CHAPITRE V

LES CHASSEURS

Chaque âme, qu’elle appartienne à un puissant guerrier ou à un tout petit enfant, possède une valeur immense aux yeux du Grand Ver. Il a fait de chacun de nous le gardien de tous les autres ; c’est pourquoi nous ne devons jamais permettre qu’un de nos semblables s’échappe.
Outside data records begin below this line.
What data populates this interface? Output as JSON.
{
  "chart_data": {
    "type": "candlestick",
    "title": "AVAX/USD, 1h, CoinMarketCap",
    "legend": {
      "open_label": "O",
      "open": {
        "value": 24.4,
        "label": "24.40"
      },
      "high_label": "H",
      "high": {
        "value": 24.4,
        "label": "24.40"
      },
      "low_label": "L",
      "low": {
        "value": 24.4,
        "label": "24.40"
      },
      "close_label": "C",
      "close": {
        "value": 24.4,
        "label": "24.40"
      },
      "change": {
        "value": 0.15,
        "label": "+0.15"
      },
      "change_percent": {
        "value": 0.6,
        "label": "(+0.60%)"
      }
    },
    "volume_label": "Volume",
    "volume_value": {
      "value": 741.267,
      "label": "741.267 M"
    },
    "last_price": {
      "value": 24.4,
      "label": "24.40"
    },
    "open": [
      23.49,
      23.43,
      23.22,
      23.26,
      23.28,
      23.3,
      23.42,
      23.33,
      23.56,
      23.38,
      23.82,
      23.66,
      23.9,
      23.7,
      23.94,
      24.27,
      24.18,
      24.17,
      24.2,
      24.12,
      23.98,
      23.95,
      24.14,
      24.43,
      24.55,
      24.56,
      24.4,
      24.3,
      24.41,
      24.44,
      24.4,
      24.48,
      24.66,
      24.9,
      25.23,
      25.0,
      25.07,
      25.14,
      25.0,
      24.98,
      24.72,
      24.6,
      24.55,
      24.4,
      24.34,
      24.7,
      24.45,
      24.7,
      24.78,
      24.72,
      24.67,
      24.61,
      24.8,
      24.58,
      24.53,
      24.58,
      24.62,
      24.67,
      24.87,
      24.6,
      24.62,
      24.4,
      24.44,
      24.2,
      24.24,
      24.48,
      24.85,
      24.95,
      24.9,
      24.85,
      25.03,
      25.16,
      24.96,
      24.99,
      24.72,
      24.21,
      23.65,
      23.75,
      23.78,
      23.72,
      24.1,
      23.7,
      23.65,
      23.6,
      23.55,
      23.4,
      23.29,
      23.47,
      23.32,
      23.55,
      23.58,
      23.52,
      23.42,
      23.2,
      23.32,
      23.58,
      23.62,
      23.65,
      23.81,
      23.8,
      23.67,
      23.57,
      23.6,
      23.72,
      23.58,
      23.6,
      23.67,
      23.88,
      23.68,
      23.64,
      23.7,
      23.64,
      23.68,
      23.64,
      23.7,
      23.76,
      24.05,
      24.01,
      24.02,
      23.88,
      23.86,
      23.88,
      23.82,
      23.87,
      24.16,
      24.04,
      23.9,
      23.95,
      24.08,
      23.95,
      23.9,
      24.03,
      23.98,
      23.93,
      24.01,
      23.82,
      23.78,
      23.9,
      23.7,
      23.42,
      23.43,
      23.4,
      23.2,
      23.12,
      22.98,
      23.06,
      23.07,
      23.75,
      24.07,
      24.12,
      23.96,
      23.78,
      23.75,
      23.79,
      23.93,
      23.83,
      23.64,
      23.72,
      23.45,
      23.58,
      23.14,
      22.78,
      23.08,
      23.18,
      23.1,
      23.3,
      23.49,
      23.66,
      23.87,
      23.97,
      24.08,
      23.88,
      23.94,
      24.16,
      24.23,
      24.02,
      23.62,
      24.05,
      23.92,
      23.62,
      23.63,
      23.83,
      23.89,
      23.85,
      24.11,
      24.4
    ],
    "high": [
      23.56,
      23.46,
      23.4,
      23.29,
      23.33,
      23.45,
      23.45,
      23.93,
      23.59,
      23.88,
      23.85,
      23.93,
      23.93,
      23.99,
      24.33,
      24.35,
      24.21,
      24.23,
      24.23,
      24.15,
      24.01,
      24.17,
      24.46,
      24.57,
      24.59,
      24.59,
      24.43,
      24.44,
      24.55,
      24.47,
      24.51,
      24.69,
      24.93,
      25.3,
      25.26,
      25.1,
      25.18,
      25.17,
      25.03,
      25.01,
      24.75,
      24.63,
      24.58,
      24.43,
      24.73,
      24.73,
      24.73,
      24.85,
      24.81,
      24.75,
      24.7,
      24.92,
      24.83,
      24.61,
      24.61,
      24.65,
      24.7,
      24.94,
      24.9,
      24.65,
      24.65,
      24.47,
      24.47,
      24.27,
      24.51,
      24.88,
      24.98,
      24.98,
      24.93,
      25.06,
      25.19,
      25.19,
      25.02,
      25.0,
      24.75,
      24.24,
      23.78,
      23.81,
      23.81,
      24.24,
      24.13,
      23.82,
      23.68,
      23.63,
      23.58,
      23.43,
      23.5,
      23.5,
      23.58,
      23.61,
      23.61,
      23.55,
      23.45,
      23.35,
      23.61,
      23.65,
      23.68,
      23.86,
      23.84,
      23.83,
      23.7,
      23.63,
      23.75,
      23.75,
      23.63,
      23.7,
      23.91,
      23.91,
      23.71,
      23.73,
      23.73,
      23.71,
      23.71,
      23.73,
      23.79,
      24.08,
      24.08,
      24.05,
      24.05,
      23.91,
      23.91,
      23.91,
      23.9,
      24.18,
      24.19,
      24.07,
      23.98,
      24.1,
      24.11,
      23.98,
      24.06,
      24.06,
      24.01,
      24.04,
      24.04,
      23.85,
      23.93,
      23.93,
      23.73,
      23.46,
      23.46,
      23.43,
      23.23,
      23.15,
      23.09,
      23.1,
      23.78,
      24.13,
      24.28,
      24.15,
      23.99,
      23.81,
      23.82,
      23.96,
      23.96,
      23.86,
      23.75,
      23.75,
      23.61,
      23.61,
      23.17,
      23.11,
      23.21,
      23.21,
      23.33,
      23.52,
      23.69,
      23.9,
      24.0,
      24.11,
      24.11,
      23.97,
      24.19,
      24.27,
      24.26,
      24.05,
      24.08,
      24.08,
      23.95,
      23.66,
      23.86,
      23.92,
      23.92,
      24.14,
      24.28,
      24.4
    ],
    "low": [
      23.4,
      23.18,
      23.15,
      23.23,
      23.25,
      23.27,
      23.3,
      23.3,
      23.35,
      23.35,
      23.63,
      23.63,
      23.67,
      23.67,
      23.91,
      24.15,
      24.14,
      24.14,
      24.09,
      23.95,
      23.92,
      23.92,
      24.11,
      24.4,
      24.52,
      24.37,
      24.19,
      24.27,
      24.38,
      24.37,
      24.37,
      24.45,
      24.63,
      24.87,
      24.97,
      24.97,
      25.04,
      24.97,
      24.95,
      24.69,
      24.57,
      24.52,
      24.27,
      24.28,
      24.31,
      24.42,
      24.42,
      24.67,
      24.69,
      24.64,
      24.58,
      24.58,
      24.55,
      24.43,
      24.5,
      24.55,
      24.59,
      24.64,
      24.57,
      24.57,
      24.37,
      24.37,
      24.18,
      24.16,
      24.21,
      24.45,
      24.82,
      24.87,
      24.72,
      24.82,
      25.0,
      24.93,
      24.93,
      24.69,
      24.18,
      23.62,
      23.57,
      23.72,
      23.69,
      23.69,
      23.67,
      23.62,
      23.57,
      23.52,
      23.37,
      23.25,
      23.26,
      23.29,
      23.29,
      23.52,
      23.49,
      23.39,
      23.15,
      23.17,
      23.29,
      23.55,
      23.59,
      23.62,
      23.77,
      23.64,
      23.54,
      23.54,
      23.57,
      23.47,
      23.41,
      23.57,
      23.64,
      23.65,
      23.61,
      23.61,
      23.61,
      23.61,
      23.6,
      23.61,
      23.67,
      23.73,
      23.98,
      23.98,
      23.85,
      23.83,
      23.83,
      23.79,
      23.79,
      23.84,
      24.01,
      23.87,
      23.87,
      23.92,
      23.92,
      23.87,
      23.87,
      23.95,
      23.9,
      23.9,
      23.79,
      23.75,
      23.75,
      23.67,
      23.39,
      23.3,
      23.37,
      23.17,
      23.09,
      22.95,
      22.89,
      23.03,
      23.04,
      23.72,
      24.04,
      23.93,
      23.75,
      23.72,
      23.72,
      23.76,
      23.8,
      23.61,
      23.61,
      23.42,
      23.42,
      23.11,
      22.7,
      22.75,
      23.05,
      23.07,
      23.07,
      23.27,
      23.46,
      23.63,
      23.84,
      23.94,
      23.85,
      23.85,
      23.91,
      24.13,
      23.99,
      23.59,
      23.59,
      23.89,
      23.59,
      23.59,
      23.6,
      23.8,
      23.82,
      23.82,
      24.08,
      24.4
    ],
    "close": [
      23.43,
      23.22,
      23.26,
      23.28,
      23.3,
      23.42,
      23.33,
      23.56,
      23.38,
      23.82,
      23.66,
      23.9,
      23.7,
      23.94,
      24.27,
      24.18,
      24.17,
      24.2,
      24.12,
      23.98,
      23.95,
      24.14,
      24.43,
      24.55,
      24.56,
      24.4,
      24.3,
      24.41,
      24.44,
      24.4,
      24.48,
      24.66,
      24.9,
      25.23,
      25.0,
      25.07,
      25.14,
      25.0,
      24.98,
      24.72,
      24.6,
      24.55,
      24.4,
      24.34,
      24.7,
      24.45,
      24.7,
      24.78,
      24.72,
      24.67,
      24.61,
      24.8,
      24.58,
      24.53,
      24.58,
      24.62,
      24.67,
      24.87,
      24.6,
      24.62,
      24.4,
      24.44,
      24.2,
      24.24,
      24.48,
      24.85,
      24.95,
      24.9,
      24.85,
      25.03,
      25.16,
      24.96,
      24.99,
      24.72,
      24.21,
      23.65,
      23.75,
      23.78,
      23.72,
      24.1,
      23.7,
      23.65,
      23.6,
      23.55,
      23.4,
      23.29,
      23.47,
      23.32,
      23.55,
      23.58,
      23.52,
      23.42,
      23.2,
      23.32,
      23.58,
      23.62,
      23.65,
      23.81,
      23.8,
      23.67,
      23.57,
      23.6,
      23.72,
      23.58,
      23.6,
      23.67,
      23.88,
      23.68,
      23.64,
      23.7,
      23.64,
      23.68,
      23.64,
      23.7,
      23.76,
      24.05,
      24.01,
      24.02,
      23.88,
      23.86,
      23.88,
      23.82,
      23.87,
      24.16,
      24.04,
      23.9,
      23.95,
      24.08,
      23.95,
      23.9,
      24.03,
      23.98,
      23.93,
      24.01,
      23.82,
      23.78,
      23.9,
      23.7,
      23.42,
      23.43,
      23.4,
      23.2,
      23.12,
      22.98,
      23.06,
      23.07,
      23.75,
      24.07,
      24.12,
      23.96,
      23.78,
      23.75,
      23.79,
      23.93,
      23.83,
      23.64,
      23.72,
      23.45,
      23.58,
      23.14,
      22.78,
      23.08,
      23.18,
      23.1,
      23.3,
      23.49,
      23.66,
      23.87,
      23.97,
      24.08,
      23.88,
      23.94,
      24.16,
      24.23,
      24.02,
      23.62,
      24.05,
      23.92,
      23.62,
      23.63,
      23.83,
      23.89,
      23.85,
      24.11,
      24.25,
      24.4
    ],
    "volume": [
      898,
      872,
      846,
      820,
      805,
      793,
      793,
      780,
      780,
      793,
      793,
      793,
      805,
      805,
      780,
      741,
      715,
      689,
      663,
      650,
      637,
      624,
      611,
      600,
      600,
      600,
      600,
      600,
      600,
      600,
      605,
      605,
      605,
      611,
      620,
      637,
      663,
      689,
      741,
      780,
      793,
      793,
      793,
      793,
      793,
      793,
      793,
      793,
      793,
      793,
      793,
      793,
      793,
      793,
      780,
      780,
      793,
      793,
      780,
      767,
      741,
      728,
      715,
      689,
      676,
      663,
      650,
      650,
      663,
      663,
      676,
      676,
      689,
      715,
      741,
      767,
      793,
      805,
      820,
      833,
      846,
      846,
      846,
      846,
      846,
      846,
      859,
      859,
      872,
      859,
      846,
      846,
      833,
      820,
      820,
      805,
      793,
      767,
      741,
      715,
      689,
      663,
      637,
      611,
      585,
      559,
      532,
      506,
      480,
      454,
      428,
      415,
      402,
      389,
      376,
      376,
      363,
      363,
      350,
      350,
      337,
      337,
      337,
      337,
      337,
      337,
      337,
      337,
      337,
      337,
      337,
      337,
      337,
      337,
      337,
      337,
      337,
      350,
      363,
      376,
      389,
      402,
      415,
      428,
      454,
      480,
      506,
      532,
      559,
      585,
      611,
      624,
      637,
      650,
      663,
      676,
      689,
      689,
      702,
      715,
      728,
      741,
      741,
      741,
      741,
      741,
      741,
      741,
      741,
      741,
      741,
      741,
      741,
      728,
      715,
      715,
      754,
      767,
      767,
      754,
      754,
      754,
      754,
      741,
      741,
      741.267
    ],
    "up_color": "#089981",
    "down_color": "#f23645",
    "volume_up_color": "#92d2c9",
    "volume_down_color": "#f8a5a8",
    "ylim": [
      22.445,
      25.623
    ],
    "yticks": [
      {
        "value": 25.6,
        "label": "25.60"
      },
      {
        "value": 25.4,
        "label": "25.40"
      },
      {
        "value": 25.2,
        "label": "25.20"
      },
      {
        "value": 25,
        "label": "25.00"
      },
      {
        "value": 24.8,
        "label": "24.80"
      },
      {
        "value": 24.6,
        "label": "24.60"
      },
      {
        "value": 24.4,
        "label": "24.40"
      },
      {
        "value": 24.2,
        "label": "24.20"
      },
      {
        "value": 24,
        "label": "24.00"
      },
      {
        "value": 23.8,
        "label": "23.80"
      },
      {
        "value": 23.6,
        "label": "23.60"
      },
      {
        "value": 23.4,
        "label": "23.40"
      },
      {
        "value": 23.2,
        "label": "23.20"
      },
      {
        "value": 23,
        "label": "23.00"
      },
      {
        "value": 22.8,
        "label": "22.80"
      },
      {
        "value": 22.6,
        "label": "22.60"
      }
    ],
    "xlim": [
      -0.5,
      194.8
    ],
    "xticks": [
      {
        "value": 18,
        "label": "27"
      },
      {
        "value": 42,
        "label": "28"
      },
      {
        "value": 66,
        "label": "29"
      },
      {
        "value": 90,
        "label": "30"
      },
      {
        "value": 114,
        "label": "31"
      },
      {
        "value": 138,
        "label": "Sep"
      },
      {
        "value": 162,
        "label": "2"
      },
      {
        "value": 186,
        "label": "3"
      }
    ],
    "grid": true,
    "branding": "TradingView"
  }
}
Extrait du catéchisme wyrmling

Cullossax s’était senti anxieux toute la soirée. Il savait qu’on finirait par s’apercevoir de sa disparition et que tôt ou tard, les autres tourmenteurs se lanceraient à sa recherche. Maintes fois durant la journée, il avait dû réprimer son envie de détaler dans la lumière du soleil.

Enfin, lorsque les ombres furent assez longues pour indiquer que la nuit ne tarderait plus à tomber, Cullossax prit congé des gardes, se saisit d’un javelot de fer et se lança à la poursuite de la fille.

Sa piste fut facile à suivre. Folle de terreur et aveuglée par la lumière, elle avait plongé dans la forêt. À chaque pas, ses talons s’étaient enfoncés dans la terre qui recouvrait le sol comme une couverture au pied des pins. Même s’il s’était rarement aventuré hors de la forteresse, Cullossax avait appris les bases du pistage, car c’était une compétence à laquelle les tourmenteurs pouvaient avoir besoin de recourir à l’intérieur du labyrinthe.

Il faisait frais, et bientôt, la forêt s’emplit de bruits nocturnes : le trottinement des souris dans l’herbe, le bourdonnement des insectes, les cris plaintifs des oiseaux, le chant des criquets et des cigales. L’air embaumait. Cullossax ne se souvenait pas de la dernière fois qu’il avait respiré de l’air frais.

Les étoiles apparurent dans le ciel, points lumineux à l’éclat argenté si éblouissant qu’elles laissaient une rémanence sur les rétines de Cullossax quand il levait la tête vers elles pour les regarder, les yeux plissés.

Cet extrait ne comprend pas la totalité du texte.